In 2012, an Oregonian named Julie Keith went to Kmart and purchased an ordinary Halloween graveyard decoration kit. In it, she found a surprise that would change her perspective on cheap tchotchkes forever: a sealed note allegedly written by a prisoner at a Chinese labor camp. The writer frantically claimed that he or she was forced to work 15 hours a day without breaks, suffering beatings and receiving next to no pay. The writer begged for attention from human rights organizations.
Keith posted the note wide and vowed never to buy products made in China again.
While the veracity of the note remains up to question, Human Rights Watch confirmed that the account aligned with real conditions in labor camps in China, where citizens were “re-educated” without trial and used for labor to support the nation’s soaring manufacturing demands. The camps were shut down in 2013 partly thanks to the publicity of Keith’s note, but arbitrary detention and inhumane labor conditions remain rampant.
The fascinating note in a bottle-esque tale lends itself well to adaptation, but few could capture the story more magnificently than Made In China, a new play by innovative puppet theater company Wakka Wakka Ensemble.
The script isn’t explicitly based on Julie Keith, but the storyline is there. In this charming play, a lonely American divorcee named Mary finds a similarly alarming note among her cheap-o Christmas purchases. She has a tense relationship with her neighbor, a Chinese immigrant named Eddie Wang, who offers no help in the matter.
The script goes from zero to 100 quickly—from grounded suburban reality to talking appliances to some very surreal events that usher Mary and Eddie all the way to China. There, they embark on an unlikely hero’s journey while getting in touch with their own pasts.

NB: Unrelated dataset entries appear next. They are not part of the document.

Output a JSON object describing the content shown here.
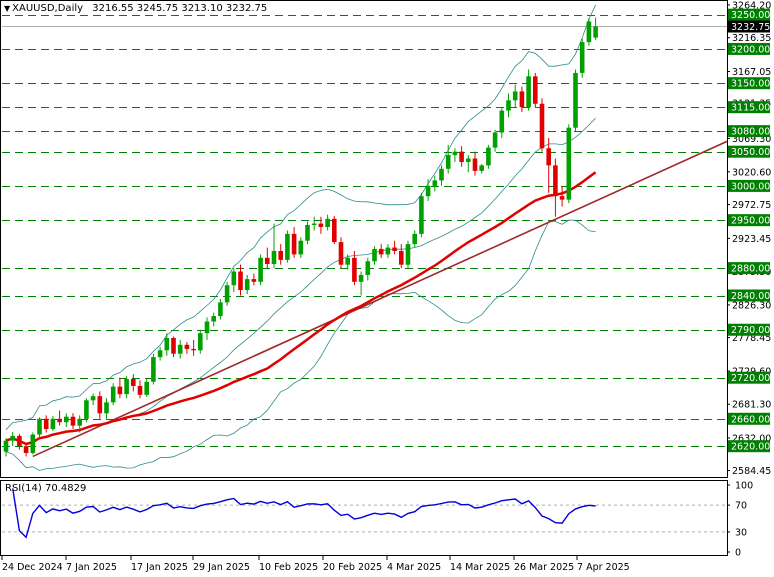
{
  "header": {
    "symbol": "XAUUSD",
    "timeframe": "Daily",
    "open": "3216.55",
    "high": "3245.75",
    "low": "3213.10",
    "close": "3232.75"
  },
  "rsi_panel": {
    "title": "RSI(14) 70.4829"
  },
  "colors": {
    "bull": "#00a000",
    "bear": "#e00000",
    "ma": "#e00000",
    "bollinger": "#2e8b8b",
    "trendline": "#a0282a",
    "level": "#008000",
    "rsi": "#0000dd",
    "price_tag_bg": "#000000"
  },
  "chart_data": [
    {
      "type": "candlestick",
      "title": "XAUUSD,Daily",
      "y_ticks": [
        "3264.20",
        "3216.35",
        "3167.05",
        "3121.35",
        "3069.30",
        "3020.60",
        "2972.75",
        "2923.45",
        "2875.30",
        "2826.30",
        "2778.45",
        "2729.60",
        "2681.30",
        "2632.00",
        "2584.45"
      ],
      "level_labels": [
        "3250.00",
        "3200.00",
        "3150.00",
        "3115.00",
        "3080.00",
        "3050.00",
        "3000.00",
        "2950.00",
        "2880.00",
        "2840.00",
        "2790.00",
        "2720.00",
        "2660.00",
        "2620.00"
      ],
      "current_price": "3232.75",
      "x_labels": [
        "24 Dec 2024",
        "7 Jan 2025",
        "17 Jan 2025",
        "29 Jan 2025",
        "10 Feb 2025",
        "20 Feb 2025",
        "4 Mar 2025",
        "14 Mar 2025",
        "26 Mar 2025",
        "7 Apr 2025"
      ],
      "ylim": [
        2575,
        3270
      ],
      "candles": [
        [
          2612,
          2632,
          2605,
          2628
        ],
        [
          2628,
          2641,
          2620,
          2635
        ],
        [
          2635,
          2638,
          2615,
          2620
        ],
        [
          2620,
          2625,
          2605,
          2610
        ],
        [
          2610,
          2640,
          2608,
          2637
        ],
        [
          2637,
          2662,
          2632,
          2660
        ],
        [
          2660,
          2665,
          2640,
          2645
        ],
        [
          2645,
          2664,
          2642,
          2660
        ],
        [
          2660,
          2672,
          2650,
          2655
        ],
        [
          2655,
          2668,
          2648,
          2663
        ],
        [
          2663,
          2668,
          2645,
          2650
        ],
        [
          2650,
          2665,
          2640,
          2660
        ],
        [
          2660,
          2690,
          2655,
          2687
        ],
        [
          2687,
          2697,
          2680,
          2693
        ],
        [
          2693,
          2700,
          2660,
          2668
        ],
        [
          2668,
          2690,
          2660,
          2684
        ],
        [
          2684,
          2712,
          2680,
          2707
        ],
        [
          2707,
          2720,
          2690,
          2696
        ],
        [
          2696,
          2722,
          2690,
          2718
        ],
        [
          2718,
          2725,
          2700,
          2708
        ],
        [
          2708,
          2716,
          2690,
          2695
        ],
        [
          2695,
          2718,
          2692,
          2714
        ],
        [
          2714,
          2755,
          2710,
          2750
        ],
        [
          2750,
          2765,
          2745,
          2760
        ],
        [
          2760,
          2785,
          2752,
          2778
        ],
        [
          2778,
          2780,
          2750,
          2755
        ],
        [
          2755,
          2775,
          2748,
          2768
        ],
        [
          2768,
          2772,
          2755,
          2762
        ],
        [
          2762,
          2775,
          2752,
          2760
        ],
        [
          2760,
          2790,
          2755,
          2785
        ],
        [
          2785,
          2808,
          2775,
          2802
        ],
        [
          2802,
          2815,
          2795,
          2810
        ],
        [
          2810,
          2835,
          2805,
          2830
        ],
        [
          2830,
          2860,
          2825,
          2855
        ],
        [
          2855,
          2880,
          2845,
          2875
        ],
        [
          2875,
          2885,
          2840,
          2848
        ],
        [
          2848,
          2870,
          2842,
          2864
        ],
        [
          2864,
          2872,
          2855,
          2860
        ],
        [
          2860,
          2900,
          2855,
          2895
        ],
        [
          2895,
          2910,
          2880,
          2886
        ],
        [
          2886,
          2945,
          2880,
          2905
        ],
        [
          2905,
          2915,
          2885,
          2892
        ],
        [
          2892,
          2935,
          2888,
          2930
        ],
        [
          2930,
          2940,
          2895,
          2900
        ],
        [
          2900,
          2925,
          2895,
          2920
        ],
        [
          2920,
          2948,
          2915,
          2943
        ],
        [
          2943,
          2955,
          2935,
          2945
        ],
        [
          2945,
          2955,
          2930,
          2940
        ],
        [
          2940,
          2958,
          2935,
          2952
        ],
        [
          2952,
          2956,
          2915,
          2918
        ],
        [
          2918,
          2925,
          2880,
          2885
        ],
        [
          2885,
          2900,
          2878,
          2895
        ],
        [
          2895,
          2905,
          2855,
          2860
        ],
        [
          2860,
          2875,
          2840,
          2870
        ],
        [
          2870,
          2895,
          2862,
          2890
        ],
        [
          2890,
          2912,
          2885,
          2908
        ],
        [
          2908,
          2915,
          2895,
          2900
        ],
        [
          2900,
          2915,
          2895,
          2910
        ],
        [
          2910,
          2920,
          2900,
          2905
        ],
        [
          2905,
          2915,
          2880,
          2885
        ],
        [
          2885,
          2920,
          2880,
          2915
        ],
        [
          2915,
          2935,
          2910,
          2930
        ],
        [
          2930,
          2990,
          2925,
          2985
        ],
        [
          2985,
          3010,
          2978,
          3000
        ],
        [
          3000,
          3015,
          2992,
          3008
        ],
        [
          3008,
          3030,
          3000,
          3025
        ],
        [
          3025,
          3060,
          3018,
          3045
        ],
        [
          3045,
          3055,
          3035,
          3050
        ],
        [
          3050,
          3058,
          3028,
          3035
        ],
        [
          3035,
          3045,
          3020,
          3040
        ],
        [
          3040,
          3050,
          3015,
          3022
        ],
        [
          3022,
          3032,
          3018,
          3030
        ],
        [
          3030,
          3060,
          3025,
          3056
        ],
        [
          3056,
          3082,
          3050,
          3078
        ],
        [
          3078,
          3115,
          3070,
          3110
        ],
        [
          3110,
          3135,
          3100,
          3125
        ],
        [
          3125,
          3148,
          3115,
          3138
        ],
        [
          3138,
          3145,
          3108,
          3115
        ],
        [
          3115,
          3170,
          3110,
          3160
        ],
        [
          3160,
          3165,
          3115,
          3120
        ],
        [
          3120,
          3128,
          3050,
          3055
        ],
        [
          3055,
          3070,
          2990,
          3030
        ],
        [
          3030,
          3040,
          2955,
          2985
        ],
        [
          2985,
          3000,
          2970,
          2980
        ],
        [
          2980,
          3090,
          2975,
          3085
        ],
        [
          3085,
          3170,
          3080,
          3165
        ],
        [
          3165,
          3215,
          3158,
          3210
        ],
        [
          3210,
          3245,
          3205,
          3240
        ],
        [
          3216.55,
          3245.75,
          3213.1,
          3232.75
        ]
      ]
    },
    {
      "type": "line",
      "title": "RSI(14) 70.4829",
      "y_ticks": [
        "100",
        "70",
        "30",
        "0"
      ],
      "ylim": [
        0,
        100
      ]
    }
  ]
}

Wakka Wakka has tackled heavy subjects before, from famed holocaust victim Moritz Rabinowitz in their production Fabrik to climate change and apocalypse in their Obie-winning play Baby Universe. The group based Made In China on their own experiences visiting China. A few cast members are bilingual.
Wakka Wakka’s plays—largely not for kids—employ whimsical comedy only afforded by clever puppetry. The jokes, songs, and dialogue in Made and China are very funny (Mary’s naïve strength and earnestness steal the show), but the true humor comes through in the company’s endearing use of scale, subtle anthropomorphic gestures, meticulous puppet craftsmanship, and resourceful, minimal staging that challenges the imagination. It isn’t funny to watch someone reach for a phone under a couch—but watching a team of puppeteers successfully nail this difficult bit of blocking mid-air with a silly, floppy puppet…suddenly it’s comedy.
Yet, like other Wakka Wakka shows, Made In China gets grotesque, disturbing, and genuinely scary at times. Projections of propaganda greet Mary and Eddie in China, as well as some chilling ghosts and spirits. The political message isn’t subtle, either. Whether through Mary’s moralistic arc or the cameos of an overlord-esque Chairman Mao and Uncle Sam, Made In China continuously drives home that this is an international crisis in which we all play a role. You will definitely think twice before buying a product made in China again.
It takes a lot of skill to blend these elements successfully into any play, let alone a play in which your actors are made of lifeless fabric. Wakka Wakka, however, makes it look easy. There is however a small cost to their ambition: in an effort to cram everything into 90 minutes, the show wraps up a little too hastily. You’ll want more, which may be the best criticism a show can ask for.
Written and directed by: Kirjan Waage and Gwendolyn Warnock
Presented by: The Wakka Wakka Ensemble
Runs through: February 19 at 59E59 in NYC.